Felix is a security researcher working for ERNW GmbH. His main interests are application security, reverse engineering and virtualization security. Felix has disclosed critical vulnerabilities in popular software such as Hyper-V, Xen, Typo3 or IBM GPFS and has presented his work at international conferences like PHDays, Hack in the Box, Infiltrate and Troopers.
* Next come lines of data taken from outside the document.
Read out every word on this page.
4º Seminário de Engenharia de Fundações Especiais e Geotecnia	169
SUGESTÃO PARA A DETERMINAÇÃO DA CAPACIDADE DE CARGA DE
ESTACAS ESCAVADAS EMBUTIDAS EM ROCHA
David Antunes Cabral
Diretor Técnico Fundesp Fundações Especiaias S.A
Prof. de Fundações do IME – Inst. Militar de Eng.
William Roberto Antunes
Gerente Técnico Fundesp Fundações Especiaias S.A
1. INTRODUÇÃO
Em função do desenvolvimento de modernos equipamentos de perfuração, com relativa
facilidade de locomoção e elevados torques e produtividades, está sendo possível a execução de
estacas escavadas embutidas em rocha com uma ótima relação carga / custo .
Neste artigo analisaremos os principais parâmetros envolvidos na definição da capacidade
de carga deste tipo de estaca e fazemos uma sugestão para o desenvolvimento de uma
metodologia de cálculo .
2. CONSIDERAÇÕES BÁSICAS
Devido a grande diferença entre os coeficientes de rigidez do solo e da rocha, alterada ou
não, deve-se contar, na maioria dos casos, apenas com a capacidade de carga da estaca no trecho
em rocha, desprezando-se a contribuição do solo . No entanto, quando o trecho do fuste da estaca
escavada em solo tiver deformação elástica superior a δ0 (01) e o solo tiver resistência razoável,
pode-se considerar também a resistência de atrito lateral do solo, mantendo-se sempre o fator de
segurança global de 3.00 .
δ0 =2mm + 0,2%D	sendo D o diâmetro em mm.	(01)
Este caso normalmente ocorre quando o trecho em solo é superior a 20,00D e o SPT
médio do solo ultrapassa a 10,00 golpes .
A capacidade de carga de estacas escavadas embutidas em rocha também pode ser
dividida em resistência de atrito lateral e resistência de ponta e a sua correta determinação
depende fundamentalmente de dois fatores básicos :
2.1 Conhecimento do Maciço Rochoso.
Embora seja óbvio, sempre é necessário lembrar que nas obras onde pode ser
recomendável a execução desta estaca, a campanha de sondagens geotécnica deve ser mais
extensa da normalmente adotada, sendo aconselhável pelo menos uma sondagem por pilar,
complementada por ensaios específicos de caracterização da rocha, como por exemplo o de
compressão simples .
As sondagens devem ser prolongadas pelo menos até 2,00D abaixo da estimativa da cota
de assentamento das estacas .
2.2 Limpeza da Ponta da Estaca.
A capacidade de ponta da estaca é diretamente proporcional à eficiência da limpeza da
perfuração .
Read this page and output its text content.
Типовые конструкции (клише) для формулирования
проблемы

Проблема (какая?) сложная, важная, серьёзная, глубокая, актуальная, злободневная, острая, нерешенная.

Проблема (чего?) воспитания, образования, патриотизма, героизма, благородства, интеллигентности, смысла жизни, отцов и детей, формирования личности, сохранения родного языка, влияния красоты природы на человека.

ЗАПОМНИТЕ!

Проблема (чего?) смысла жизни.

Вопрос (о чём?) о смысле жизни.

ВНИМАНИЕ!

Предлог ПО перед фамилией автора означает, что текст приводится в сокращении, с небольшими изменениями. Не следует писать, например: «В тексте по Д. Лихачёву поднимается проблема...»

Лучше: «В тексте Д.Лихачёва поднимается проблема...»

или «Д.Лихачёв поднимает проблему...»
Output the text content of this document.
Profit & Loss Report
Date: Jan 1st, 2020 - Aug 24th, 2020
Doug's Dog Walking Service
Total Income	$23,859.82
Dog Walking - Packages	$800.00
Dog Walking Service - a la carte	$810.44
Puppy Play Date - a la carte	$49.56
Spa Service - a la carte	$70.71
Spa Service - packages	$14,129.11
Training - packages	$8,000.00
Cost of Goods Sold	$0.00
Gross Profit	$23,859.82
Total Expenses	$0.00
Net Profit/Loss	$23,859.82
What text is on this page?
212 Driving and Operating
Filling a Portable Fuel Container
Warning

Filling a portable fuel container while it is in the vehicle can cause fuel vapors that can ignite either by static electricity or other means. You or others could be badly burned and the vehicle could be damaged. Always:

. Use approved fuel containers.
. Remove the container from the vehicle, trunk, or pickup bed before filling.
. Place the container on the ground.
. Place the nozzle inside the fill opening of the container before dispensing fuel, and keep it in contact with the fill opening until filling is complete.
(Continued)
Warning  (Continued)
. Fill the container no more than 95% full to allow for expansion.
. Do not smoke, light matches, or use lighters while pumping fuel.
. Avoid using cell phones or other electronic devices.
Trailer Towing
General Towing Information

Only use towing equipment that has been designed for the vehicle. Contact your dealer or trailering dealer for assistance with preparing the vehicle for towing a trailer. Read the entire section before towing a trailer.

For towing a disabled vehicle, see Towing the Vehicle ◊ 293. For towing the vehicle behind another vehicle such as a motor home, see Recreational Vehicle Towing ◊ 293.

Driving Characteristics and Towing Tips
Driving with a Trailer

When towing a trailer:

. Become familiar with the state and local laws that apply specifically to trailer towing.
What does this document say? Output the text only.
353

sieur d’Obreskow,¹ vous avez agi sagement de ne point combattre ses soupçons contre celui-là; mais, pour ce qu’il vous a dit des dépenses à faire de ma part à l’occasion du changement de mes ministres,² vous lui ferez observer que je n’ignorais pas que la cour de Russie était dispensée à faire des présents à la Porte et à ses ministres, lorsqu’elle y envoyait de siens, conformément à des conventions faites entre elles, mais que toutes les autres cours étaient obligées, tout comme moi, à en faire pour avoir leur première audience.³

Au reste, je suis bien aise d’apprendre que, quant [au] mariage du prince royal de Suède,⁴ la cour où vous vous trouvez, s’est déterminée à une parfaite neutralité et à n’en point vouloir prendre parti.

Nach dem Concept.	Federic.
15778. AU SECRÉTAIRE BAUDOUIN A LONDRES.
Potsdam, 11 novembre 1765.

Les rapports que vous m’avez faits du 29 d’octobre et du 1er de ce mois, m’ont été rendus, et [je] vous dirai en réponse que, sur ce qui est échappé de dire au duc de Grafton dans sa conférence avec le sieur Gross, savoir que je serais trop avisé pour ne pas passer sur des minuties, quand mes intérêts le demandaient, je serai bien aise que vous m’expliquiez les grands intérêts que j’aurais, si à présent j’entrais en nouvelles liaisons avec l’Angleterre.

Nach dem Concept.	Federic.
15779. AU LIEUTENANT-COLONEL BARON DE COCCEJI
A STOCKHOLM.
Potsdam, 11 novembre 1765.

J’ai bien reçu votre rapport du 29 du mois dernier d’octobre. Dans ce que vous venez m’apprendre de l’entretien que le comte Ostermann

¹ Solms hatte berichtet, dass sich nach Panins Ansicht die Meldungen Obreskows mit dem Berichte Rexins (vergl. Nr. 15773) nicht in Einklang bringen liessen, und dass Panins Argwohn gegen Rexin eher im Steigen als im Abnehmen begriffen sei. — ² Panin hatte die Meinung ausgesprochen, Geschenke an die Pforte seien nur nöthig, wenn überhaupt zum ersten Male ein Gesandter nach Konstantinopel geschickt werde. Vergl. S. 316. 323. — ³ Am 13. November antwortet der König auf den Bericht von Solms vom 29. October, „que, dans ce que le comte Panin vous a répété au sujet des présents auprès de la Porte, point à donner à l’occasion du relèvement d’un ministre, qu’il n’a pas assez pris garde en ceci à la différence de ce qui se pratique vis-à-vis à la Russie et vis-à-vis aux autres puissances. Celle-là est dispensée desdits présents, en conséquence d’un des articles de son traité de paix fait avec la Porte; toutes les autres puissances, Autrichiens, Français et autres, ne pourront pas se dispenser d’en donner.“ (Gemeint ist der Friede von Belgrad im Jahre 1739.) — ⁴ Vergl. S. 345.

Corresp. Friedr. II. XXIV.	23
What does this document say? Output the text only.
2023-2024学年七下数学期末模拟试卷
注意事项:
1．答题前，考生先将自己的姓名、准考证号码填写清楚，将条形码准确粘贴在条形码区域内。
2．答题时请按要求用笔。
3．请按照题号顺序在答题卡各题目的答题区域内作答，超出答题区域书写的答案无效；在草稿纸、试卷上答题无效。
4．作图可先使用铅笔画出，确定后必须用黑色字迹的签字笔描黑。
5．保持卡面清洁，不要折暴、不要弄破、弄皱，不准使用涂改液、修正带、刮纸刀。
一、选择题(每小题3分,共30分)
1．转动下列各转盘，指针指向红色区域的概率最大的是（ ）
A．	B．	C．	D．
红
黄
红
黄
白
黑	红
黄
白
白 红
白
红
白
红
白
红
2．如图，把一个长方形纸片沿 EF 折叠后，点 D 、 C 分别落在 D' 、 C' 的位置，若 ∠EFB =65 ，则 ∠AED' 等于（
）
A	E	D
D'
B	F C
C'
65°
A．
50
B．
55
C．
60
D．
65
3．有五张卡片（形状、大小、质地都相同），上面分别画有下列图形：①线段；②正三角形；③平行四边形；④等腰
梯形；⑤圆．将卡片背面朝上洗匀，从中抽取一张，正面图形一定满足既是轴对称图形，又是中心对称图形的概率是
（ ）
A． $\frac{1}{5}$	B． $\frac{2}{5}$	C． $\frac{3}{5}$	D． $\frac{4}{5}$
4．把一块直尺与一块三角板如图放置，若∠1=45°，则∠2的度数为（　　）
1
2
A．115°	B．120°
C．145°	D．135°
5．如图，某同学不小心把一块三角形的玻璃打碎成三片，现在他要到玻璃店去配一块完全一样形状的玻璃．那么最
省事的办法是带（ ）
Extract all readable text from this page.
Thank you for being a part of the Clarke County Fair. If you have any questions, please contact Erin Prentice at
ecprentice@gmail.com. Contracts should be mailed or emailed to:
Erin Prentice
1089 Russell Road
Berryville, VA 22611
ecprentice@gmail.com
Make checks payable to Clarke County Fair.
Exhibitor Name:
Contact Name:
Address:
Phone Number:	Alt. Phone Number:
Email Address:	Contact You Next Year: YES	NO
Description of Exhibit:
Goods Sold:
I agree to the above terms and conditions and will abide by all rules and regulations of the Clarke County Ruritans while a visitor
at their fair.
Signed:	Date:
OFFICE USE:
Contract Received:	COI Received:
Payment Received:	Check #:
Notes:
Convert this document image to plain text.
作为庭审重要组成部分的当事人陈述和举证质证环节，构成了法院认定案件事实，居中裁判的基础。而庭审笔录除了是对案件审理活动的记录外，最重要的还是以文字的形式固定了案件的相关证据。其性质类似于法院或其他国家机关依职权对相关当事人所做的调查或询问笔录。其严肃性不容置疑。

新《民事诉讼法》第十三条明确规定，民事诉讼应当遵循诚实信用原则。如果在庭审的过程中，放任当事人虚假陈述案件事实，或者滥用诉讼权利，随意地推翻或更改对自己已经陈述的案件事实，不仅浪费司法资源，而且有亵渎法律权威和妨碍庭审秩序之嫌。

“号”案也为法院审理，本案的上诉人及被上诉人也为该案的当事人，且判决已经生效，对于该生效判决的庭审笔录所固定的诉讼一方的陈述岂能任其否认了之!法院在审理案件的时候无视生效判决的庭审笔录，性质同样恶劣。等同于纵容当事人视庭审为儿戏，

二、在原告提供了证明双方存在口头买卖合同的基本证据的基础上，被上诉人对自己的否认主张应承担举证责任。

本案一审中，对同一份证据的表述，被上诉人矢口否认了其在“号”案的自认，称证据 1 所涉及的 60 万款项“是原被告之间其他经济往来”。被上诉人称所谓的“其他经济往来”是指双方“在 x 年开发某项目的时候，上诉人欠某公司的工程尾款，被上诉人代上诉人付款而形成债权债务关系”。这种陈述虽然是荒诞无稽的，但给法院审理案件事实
Vladimir Wolstencroft, Senior Security Consultant, Aura Information Security. https://www.aurainfosec.com
Job de Haas holds an M.Sc. in Electrical Engineering and has a track record in the security industry of more than 15 years. He has experience evaluating the security of a wide range of embedded platforms, such as IPTV decoders, satellite receivers, mobile phones, smart meters and a variety of modems (ADSL, Wireless). Further, he is a specialist in the reverse engineering of applications and consumer electronics. At Riscure, Job is the senior specialist in charge of security testing of embedded devices for high-security environments. Amongst others, he assessed the protection of pay television systems against side channel and card-sharing attacks for conditional access providers. Job has participated in the creation of several certification schemes for customers of embedded products. Job has a long speaking history at international conferences, including talks on security of mobile technologies, reverse engineering of firmware and side channel attacks on embedded systems.